2. Auch das Mordmerkmal der Heimtücke hat die Strafkammer im Ergebnis rechtsfehlerfrei verneint. Eine Arglosigkeit des Opfers ist - auch wenn sich die Situation zwischenzeitlich etwas beruhigt haben sollte - angesichts der Bewaffnung des Angeklagten, den Umständen seines Eindringens in die Wohnung, den früheren Gewalttätigkeiten und der Anweisung der Geschädigten an ihre Tochter, die Tür nicht zu öffnen, fernliegend.

3. Trotz der Vielzahl der Messerstiche drängte sich für den Tatrichter die Erörterung des Mordmerkmals Grausamkeit nicht auf, da der Angeklagte dem Opfer nicht in gefühlloser unbarmherziger Gesinnung Schmerzen oder Qualen zufügen, sondern ersichtlich nur das für die Tötung erforderliche Maß einhalten wollte.

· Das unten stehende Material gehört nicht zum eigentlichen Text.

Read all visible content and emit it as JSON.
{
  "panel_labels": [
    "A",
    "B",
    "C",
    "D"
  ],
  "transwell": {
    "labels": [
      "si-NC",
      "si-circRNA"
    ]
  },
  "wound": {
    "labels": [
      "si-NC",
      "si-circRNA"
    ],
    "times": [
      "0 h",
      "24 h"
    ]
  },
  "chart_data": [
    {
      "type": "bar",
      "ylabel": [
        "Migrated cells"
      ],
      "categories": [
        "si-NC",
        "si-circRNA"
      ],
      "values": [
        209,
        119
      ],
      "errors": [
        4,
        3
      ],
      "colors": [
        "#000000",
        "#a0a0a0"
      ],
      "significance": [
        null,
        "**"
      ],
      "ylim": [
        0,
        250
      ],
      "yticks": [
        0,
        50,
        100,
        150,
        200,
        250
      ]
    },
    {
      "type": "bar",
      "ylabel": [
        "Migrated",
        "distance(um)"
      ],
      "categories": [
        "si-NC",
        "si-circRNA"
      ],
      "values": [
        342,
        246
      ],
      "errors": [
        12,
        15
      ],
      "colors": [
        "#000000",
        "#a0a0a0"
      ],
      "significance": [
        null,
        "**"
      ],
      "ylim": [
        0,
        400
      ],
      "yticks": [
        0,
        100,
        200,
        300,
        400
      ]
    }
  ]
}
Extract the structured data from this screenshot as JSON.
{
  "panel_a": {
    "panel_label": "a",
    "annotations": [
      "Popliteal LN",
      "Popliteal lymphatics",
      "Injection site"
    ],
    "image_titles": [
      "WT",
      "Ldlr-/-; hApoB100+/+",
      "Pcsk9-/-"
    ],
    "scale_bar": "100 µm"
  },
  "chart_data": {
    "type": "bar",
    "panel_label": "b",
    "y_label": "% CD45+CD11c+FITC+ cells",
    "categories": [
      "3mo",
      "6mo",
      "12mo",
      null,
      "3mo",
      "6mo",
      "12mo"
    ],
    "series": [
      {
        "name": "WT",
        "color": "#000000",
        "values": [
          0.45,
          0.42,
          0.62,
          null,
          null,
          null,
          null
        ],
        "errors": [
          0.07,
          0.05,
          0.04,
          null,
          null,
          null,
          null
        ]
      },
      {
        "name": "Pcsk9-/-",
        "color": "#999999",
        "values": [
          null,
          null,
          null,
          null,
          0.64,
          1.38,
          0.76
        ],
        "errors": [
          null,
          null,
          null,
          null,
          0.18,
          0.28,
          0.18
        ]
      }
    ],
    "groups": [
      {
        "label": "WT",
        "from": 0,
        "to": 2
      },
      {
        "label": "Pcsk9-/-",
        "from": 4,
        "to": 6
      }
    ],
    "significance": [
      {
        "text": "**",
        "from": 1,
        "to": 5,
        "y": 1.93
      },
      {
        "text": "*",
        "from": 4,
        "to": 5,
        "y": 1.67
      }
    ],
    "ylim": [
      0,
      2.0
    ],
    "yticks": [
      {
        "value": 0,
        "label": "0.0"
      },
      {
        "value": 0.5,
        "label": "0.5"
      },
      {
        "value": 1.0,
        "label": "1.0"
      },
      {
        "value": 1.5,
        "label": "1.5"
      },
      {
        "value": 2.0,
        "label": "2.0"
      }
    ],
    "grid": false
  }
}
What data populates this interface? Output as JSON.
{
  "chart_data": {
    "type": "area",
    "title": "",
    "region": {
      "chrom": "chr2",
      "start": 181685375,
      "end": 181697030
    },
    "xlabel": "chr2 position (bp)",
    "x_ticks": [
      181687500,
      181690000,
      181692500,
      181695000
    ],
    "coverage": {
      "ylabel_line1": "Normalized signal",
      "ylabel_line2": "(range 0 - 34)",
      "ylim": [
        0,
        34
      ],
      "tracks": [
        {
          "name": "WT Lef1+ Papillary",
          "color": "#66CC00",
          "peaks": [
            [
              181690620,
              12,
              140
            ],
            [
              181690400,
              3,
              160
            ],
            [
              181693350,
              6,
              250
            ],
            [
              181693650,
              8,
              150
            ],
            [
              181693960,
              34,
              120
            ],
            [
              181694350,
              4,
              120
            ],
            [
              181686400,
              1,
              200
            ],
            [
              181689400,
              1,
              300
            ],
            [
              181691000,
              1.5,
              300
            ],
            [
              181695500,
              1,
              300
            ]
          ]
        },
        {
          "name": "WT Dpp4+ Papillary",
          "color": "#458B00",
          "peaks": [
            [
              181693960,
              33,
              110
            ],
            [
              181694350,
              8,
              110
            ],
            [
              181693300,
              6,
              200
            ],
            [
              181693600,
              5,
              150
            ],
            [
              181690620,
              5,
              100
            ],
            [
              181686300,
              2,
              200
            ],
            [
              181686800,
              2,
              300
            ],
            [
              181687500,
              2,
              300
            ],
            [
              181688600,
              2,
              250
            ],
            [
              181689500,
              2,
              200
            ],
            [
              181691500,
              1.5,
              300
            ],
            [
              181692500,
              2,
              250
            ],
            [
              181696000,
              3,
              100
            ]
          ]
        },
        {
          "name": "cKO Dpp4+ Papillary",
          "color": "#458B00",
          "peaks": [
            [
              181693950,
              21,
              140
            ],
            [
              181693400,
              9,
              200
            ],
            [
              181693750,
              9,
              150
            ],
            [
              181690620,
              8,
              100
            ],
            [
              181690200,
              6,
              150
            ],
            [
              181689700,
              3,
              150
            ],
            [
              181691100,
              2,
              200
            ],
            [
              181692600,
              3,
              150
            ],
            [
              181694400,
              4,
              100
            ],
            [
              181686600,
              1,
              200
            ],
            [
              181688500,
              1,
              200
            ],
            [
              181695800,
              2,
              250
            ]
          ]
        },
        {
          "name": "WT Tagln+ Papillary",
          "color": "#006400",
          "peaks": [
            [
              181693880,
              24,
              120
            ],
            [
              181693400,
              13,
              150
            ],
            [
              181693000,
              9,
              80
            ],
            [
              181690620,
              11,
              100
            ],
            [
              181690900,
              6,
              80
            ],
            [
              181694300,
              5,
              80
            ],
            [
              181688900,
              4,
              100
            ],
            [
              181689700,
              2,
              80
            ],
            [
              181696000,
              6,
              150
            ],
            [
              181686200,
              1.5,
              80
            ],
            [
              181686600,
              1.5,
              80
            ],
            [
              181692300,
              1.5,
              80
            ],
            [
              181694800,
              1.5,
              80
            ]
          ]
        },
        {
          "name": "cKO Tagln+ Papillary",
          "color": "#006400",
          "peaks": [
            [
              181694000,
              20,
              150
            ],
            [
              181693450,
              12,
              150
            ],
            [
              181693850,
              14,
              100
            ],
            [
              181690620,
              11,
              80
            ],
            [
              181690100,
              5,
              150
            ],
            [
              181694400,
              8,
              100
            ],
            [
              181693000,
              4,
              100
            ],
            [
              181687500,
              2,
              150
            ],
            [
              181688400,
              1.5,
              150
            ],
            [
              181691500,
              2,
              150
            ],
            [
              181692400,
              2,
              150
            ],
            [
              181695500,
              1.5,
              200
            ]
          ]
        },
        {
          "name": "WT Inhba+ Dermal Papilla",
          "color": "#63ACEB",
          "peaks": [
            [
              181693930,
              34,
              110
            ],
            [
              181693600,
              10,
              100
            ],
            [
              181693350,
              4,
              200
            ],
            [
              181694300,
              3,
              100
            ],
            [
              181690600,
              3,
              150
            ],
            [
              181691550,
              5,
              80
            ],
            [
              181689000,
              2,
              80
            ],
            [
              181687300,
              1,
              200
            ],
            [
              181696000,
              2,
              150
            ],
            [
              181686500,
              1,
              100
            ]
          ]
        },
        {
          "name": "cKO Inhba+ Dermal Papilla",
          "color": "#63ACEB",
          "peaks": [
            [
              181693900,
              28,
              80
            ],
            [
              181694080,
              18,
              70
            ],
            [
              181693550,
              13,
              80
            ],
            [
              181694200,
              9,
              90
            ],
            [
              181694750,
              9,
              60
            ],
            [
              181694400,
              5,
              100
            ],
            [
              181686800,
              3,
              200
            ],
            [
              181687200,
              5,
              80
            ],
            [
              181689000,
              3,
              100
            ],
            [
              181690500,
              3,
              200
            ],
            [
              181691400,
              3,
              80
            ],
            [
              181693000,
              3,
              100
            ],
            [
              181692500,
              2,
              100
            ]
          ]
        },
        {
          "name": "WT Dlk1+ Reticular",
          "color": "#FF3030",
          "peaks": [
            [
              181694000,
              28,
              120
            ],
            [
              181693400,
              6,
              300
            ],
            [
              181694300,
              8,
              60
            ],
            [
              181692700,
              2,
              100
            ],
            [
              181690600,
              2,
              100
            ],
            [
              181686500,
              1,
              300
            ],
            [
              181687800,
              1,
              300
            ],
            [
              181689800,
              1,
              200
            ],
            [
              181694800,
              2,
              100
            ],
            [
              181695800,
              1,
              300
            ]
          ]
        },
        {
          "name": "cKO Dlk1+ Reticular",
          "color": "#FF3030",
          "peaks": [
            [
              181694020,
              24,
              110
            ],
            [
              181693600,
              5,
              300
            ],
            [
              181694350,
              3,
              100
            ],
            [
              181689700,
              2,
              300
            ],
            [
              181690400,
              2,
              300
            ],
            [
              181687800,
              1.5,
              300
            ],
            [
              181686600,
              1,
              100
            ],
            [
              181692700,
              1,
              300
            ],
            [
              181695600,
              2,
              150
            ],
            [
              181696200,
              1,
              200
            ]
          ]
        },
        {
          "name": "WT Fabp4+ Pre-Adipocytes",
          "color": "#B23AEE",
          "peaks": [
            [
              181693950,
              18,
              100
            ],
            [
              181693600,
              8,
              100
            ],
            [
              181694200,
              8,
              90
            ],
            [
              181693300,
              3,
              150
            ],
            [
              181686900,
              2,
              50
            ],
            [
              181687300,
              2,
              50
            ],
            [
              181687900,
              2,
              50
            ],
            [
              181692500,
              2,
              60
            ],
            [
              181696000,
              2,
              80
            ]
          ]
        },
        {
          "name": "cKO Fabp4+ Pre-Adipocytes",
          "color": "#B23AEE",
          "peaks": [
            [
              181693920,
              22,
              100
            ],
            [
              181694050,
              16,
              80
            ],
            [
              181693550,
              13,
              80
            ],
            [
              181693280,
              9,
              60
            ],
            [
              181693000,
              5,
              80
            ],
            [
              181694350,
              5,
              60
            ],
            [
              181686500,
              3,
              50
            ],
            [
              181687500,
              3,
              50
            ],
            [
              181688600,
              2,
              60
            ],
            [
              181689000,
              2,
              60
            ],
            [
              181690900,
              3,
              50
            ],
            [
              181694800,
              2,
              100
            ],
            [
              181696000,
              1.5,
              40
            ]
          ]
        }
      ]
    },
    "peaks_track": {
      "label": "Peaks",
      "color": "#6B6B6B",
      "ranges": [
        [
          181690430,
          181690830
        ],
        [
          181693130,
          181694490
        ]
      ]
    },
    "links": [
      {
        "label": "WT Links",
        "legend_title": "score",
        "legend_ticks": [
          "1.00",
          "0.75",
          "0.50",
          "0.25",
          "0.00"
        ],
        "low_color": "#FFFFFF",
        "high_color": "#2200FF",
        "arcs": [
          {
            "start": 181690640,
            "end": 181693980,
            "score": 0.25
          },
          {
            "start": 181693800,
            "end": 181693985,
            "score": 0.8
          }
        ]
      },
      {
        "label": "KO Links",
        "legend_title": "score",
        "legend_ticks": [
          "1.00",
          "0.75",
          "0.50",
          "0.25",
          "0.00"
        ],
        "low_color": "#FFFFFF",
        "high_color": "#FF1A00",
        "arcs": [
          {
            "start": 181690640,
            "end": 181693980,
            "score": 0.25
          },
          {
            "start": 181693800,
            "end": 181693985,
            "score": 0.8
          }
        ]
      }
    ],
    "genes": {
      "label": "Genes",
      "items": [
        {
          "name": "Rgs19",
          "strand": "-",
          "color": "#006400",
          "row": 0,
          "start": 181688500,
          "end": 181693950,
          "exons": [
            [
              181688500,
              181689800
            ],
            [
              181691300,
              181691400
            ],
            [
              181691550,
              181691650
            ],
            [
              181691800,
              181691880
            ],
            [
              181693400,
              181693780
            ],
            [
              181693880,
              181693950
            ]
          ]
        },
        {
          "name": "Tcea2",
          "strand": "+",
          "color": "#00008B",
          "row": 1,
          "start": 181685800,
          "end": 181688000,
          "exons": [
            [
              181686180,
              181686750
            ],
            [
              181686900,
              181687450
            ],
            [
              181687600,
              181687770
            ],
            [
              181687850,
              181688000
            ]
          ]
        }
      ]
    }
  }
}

4. Der Strafausspruch lässt keinen durchgreifenden Rechtsfehler erkennen. Dass der Tatrichter von der Milderungsmöglichkeit der §§ 21, 49 StGB Gebrauch gemacht hat, ist vom Revisionsgericht hinzunehmen, zumal dieser bei seiner nur beschränkt überprüfbaren Ermessensentscheidung durchaus berücksichtigt hat, dass der Angeklagte "durch sein vorangegangenes rechtswidriges Verhalten maßgeblich selbst zur Entstehung der Tatsituation beigetragen hat" (UA S. 26).

III.

Die Nichtanordnung der Sicherungsverwahrung ist rechtlich nicht zu beanstanden, da bereits die formellen Voraussetzungen hierfür nicht gegeben sind. Es fehlt für eine Anordnung der Maßregel nach § 66 Abs. 1 bzw. Abs. 3 Satz 1 StGB bereits an den notwendigen Vorverurteilungen oder Freiheitsentziehungen.

IV.

Die Verneinung der Voraussetzungen einer Unterbringung in einem psychiatrischen Krankenhaus (§ 63 StGB) begegnet keinen durchgreifenden rechtlichen Bedenken. Die Strafkammer folgt dem Sachverständigen, der die Tat als Ausdruck einer klassischen Beziehungsproblematik ansieht, die keine Rückschlüsse auf ein generell kriminelles Verhalten des Angeklagten und die Erwartung zukünftiger erheblicher Straftaten zulasse. Zwar kann auch die Gefährdung einer Person als Teil der Allgemeinheit für die Anwendung des § 63 StGB ausreichen, doch ist im vorliegenden konkreten Einzelfall die Beziehung endgültig beendet und es bestehen keine Anhaltspunkte für weitere Übergriffe.

V.

Die Kosten- und Auslagenentscheidung folgt aus § 473 Abs. 1 und 2 StPO (vgl. hierzu im Einzelnen Senatsurteil vom 30. November 2005 - 2 StR 402/05 m.w.N.).